Only in England Photographs by Tony Ray-Jones and Martin Parr at the Walker Art Gallery, Liverpool

Only in England Photo

As a long time admirer of the work of Martin Parr I was glad of the opportunity to see this exhibition at the Walker Art Gallery in Liverpool. I first came across his work in The Last Resort, his collection of photographs taken in New Brighton and first published, I now see, as long ago as 1985. These pictures, taken in colour, are bright and sharp, which serves only to highlight the sense of desperation about the place. Sunbathers sit on crowded beaches, their feet surrounded by litter, babies play amidst the debris, pensioners relax in semi-derelict shelters. They reminded me of childhood visits to the place and today seem to share more with that era than the present time: New Brighton is cleaner, smarter and less tawdry than it was then. But the seaside has been a continuous theme in Parr’s work and this exhibition shows not only some rarely seen examples of his early photography, but also pictures by a major influence on his own work.

Tony Ray-Jones died at a tragically young age in 1972. Martin Parr has curated a collection of his pictures from the 1960s. All in black and white many of them depict scenes taken at sea side locations – Broadstairs, Brighton, Southport, Blackpool and so on. Each picture conveys that sense of melancholy that only the English seaside seems to contain, both in and out of season. Tony Ray-Jones’s own injunction to himself was “don’t take boring pictures” and each contains a strange mixture of humour, ennui and sometimes even a vague sense of menace.

But Martin Parr’s own section of the exhibition is entitled The Non-Conformists, in this case a precise reference to religious dissenters of the traditional type. Taken in the 1970s this looks very much like a vanished age, the last days of an old order. Most of the subjects in the run down chapels are elderly, the ladies all wear impressive hats, the men Sunday-best suits. There is an air of melancholy about many of these pictures too. Chapel goers assemble for anniversary teas and resemble nothing so much as mourners at a wake. And yet the video that accompanies the exhibition shows some of the scenes as they are today and the remote Methodist Chapel looks pretty much like it is still in operation. Non-Conformists can be tenacious survivors.

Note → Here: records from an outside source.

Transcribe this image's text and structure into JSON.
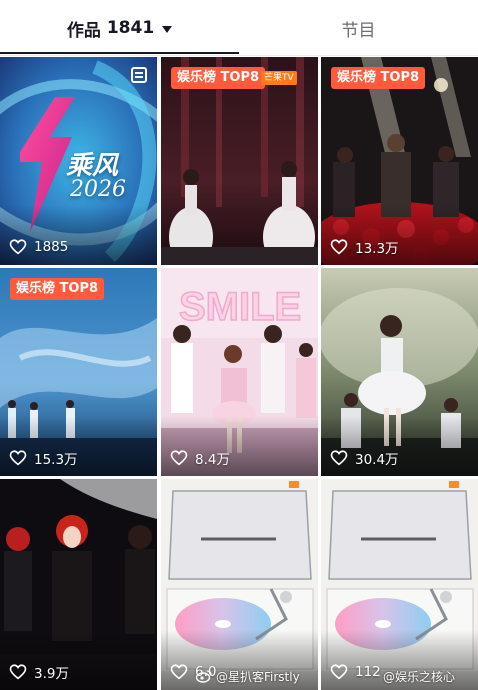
{
  "tabs": {
    "works_label": "作品",
    "works_count": "1841",
    "shows_label": "节目"
  },
  "grid": {
    "items": [
      {
        "title": "乘风",
        "year": "2026",
        "likes": "1885",
        "badge": ""
      },
      {
        "title": "",
        "likes": "",
        "badge": "娱乐榜 TOP8",
        "tv_logo": "芒果TV"
      },
      {
        "title": "",
        "likes": "13.3万",
        "badge": "娱乐榜 TOP8"
      },
      {
        "title": "",
        "likes": "15.3万",
        "badge": "娱乐榜 TOP8"
      },
      {
        "title": "",
        "likes": "8.4万",
        "badge": "",
        "stage_text": "SMILE"
      },
      {
        "title": "",
        "likes": "30.4万",
        "badge": ""
      },
      {
        "title": "",
        "likes": "3.9万",
        "badge": ""
      },
      {
        "title": "",
        "likes": "6.0",
        "badge": ""
      },
      {
        "title": "",
        "likes": "112",
        "badge": ""
      }
    ]
  },
  "watermarks": {
    "left": "@星扒客Firstly",
    "right": "@娱乐之核心"
  },
  "colors": {
    "accent": "#ff5a3c",
    "text_primary": "#161823",
    "text_secondary": "#6b6d75"
  }
}
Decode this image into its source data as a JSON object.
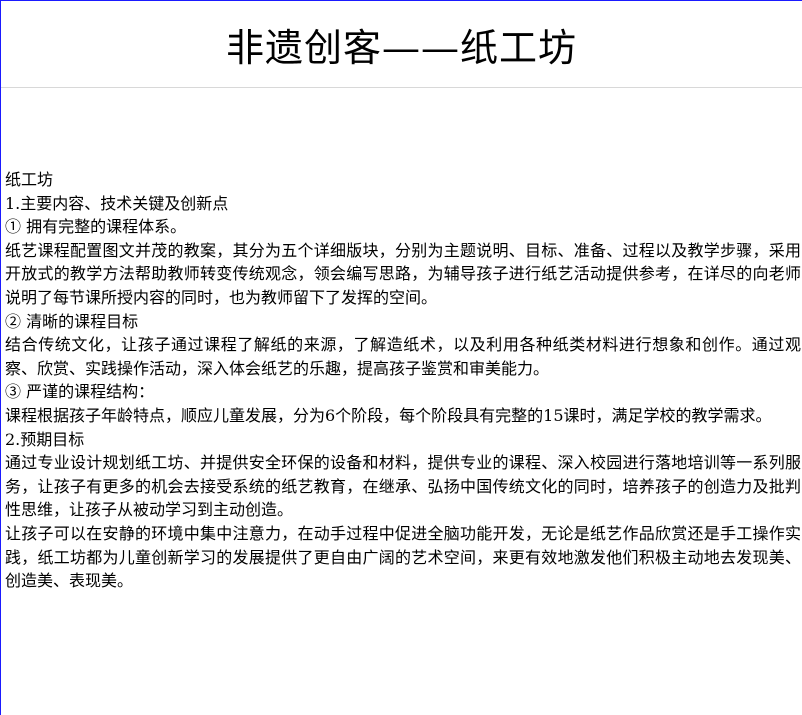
{
  "header": {
    "title": "非遗创客——纸工坊"
  },
  "article": {
    "paragraphs": [
      "纸工坊",
      "1.主要内容、技术关键及创新点",
      "① 拥有完整的课程体系。",
      "纸艺课程配置图文并茂的教案，其分为五个详细版块，分别为主题说明、目标、准备、过程以及教学步骤，采用开放式的教学方法帮助教师转变传统观念，领会编写思路，为辅导孩子进行纸艺活动提供参考，在详尽的向老师说明了每节课所授内容的同时，也为教师留下了发挥的空间。",
      "② 清晰的课程目标",
      "结合传统文化，让孩子通过课程了解纸的来源，了解造纸术，以及利用各种纸类材料进行想象和创作。通过观察、欣赏、实践操作活动，深入体会纸艺的乐趣，提高孩子鉴赏和审美能力。",
      "③ 严谨的课程结构：",
      "课程根据孩子年龄特点，顺应儿童发展，分为6个阶段，每个阶段具有完整的15课时，满足学校的教学需求。",
      "2.预期目标",
      "通过专业设计规划纸工坊、并提供安全环保的设备和材料，提供专业的课程、深入校园进行落地培训等一系列服务，让孩子有更多的机会去接受系统的纸艺教育，在继承、弘扬中国传统文化的同时，培养孩子的创造力及批判性思维，让孩子从被动学习到主动创造。",
      "让孩子可以在安静的环境中集中注意力，在动手过程中促进全脑功能开发，无论是纸艺作品欣赏还是手工操作实践，纸工坊都为儿童创新学习的发展提供了更自由广阔的艺术空间，来更有效地激发他们积极主动地去发现美、创造美、表现美。"
    ]
  }
}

But if the same Methodist Chapel is still on the go, the congregation are unlikely to look as formal and as staid as they did in the 1970s. You have to go to Ulster, to Brethren and Free Presbyterian churches, to find such a collection of hats on a Sunday, it is generally shirt-sleeve order these days, casual informality is the style in most places now. There is a rigidity and a strictness in these photos of forty years ago that seems strange to modern eyes, as well as a sense of sadness; the chapels look run down, the paint is peeling, the congregations mostly elderly. But here we see chapel life as it was lived in a remote rural corner of England in the 1970s. Worshippers crouch in prayer, in the non-conformist style; sumptuous suppers are piled on to plates after worship; cabbages are auctioned after the harvest festival. Many of the compositions are very striking. A clever view of a service shows part of the congregation seated downstairs while others sit patiently in the gallery above them. Perhaps the most arresting is of a lady wearing a very large hat solemnly ladling sugar into a cup while seated at a table amongst others sharing in a post-service tea in a Baptist chapel. Her movements seem to mirror the illustration on the wall behind her – a curious and somewhat disquieting rendition of the Last Supper which must have been a permanent decoration in the church hall. A blown up version of this picture is used to advertise the show and I reproduce it below:

 

Martin Parr. Buffet Lunch, Steep Lane Baptist Chapel, 1976
Martin Parr. Buffet Lunch, Steep Lane Baptist Chapel, 1976

But all this, plus Martin Parr’s pictures of home life and working life in the Calder Valley and Tony Ray-Jones’s depictions of English eccentricities like the Bacup Coconut Dancers, makes for a fascinating exhibition which is on show in the Walker Art Gallery until 7th June.